Nigeria has very rich, immense natural resources and cultural heritage that are potentials for a buoyant tourism industry. However, due to a lack of inventory and socio-economic problems ecotourism development in the country has been hampered. The ecotourism potentials of Cross River National Park were therefore investigated to assess, locate and determine potential ecotourism features. This was conducted through field surveys and oral interviews of park staff and visitors to the park. The study shows that the park is rich in fauna, flora natural resources, and cultural features. The study also reveals that the major problems affecting ecotourism development in the Park include improper funding, inadequate staff, social disturbance and inadequate infrastructural facilities.
Poaching, illegal grazing and conflict between park protection staff and cattle herdsmen were also among the principal factors hindering ecotourism development in the park. It is therefore important that the potentials of the park as tourist destination be explored and widely publicized so as to attract tourists, while drastic steps should be taken to curtail the obstacles that may limit its development.
When people think ecotourism, many countries come to mind! But when we think of Nigeria, ecotourism is not high on the list. Ecotourism parks across the globe are huge sources of income to any nation’s economy through the tourism sector. Ecotourism is fast becoming a major tourism product which destinations now parade on their tourism calendar, as most vacation seekers tired of city life seek destinations with huge stocks of wild animals and unspoiled green reserves, a resource rich in Nigeria. The Nigeria National Park Service has seven National Parks which span across the various ecological zones of Nigeria (except the marine ecosystem), capable of enhancing ecological processes and life support systems.
The Obudu Conservation Centre, highlights the prospects and challenges of ecotourism as an authentic tool for sustainable economic development and the conservation of natural resources in Nigeria. The country is eminently and abundantly blessed with ecotourism resources that if properly harnessed can generate a lot of revenue to the government as well as be a viable source of employment and means of livelihood to the local people.
The Centre identifies problems that have bedeviled ecotourism development in Cross River State, in-spite of the abundant and numerous tourism resources available in Obudu, its hindered by issues such as poor funding, lack of infrastructure, political instability and poaching. It concludes by recommending some possible panacea to enhance the present level of ecotourism to a good avenue of revenue generation and overall economic development. These include adequate funding of the ecotourism sector, massive extension and enlightenment programmes, security of lives and properties of prospective tourists and provision of infrastructure.
Ecotourism as a concept is a new approach that is barely two decades old and most likely alien to some countries while other countries have achieved tremendous success with this approach.

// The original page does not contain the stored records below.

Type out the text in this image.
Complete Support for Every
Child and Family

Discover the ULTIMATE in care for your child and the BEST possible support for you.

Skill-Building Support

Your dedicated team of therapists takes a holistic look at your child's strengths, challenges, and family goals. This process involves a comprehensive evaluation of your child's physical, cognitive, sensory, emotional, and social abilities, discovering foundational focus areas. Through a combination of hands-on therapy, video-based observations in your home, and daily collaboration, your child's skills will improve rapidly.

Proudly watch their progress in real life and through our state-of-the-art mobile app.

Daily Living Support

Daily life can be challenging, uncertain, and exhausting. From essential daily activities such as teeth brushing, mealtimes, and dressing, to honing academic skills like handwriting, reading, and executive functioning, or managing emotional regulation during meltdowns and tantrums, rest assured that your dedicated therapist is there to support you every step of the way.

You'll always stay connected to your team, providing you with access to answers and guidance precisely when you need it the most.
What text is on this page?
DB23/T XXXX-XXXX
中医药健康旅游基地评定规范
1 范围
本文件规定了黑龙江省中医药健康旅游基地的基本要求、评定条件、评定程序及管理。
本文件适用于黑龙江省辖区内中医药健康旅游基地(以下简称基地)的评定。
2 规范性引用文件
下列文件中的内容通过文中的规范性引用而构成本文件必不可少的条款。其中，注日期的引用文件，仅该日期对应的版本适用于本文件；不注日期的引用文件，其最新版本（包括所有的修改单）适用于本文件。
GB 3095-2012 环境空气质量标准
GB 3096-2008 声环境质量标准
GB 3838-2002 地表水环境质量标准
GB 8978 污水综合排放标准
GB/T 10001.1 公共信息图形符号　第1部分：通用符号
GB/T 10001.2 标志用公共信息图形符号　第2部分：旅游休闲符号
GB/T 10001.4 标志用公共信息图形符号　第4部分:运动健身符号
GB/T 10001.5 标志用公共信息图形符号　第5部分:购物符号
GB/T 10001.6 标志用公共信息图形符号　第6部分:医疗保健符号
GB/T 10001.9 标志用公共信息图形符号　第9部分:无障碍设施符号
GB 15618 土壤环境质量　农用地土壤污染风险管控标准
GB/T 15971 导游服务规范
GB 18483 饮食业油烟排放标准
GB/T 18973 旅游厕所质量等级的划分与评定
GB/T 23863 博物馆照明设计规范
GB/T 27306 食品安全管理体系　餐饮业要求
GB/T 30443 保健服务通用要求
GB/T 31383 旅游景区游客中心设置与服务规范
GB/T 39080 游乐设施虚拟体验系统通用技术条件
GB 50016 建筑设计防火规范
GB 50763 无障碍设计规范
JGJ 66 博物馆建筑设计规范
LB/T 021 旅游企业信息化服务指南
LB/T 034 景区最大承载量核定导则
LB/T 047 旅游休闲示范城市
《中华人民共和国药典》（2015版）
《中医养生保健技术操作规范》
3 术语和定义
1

Ecotourism is the visit of pristine, unhampered natural environments as a tourist and engages in thrilling activities and in turn, learn about the culture and beliefs of those natives and appreciate nature at its fullest. This form of tourism encompasses not just boosting traffic to tourist sites but also about ensuring visitors travel responsibly, help maintain a balanced existing ecosystem and protect the wildlife they are visiting and contribute to the well-being of local communities. It also involves protecting the natural environment for the generation yet unborn and as a tourist spot, it has direct positive influences on the environment and its inhabitants.
With that being said, the importance and potentials of ecotourism tend to be multi-facet as it cuts across different sectors and involves a multi-disciplinary approach to be sustainable. Ecotourism is said to be multi-facet as it has a direct impact on the society, environment, and economy. Economically it serves as a source of capital to the immediate natives of the environment, a source of employment, protection of the ecosystem/biodiversity, protection of a particular culture and most importantly generates revenue for both government and private participants. The social angle of ecotourism is the immediate benefits and ability to create both skilled and unskilled employment and significantly cater for the employment of women and ethnic minority groups. While the environmental impact is vast from reducing the intensity of global warming, it may include protection of natural environments, preservation of tangible heritage such as archaeological, historical sites, and monuments and also intangible heritage such as protection of local cultures, folklore, traditional arts, and craft.
With the increased awareness of the danger of global warming, it is evident protecting our natural environment for touristic purposes help in sustaining the environment. Additionally, biodiversity and large gene pools are also protected by implementing the eco-tourism approach.
Ecotourism in Nigeria can still be said to be at the ground state as little attention is given to other sectors, generally due to the oil trade. It is pertinent to draw our attention to the fact that most thriving economies do not depend solely on one resource, as a diverse economy is more likely to recover if the major resource depended upon is affected.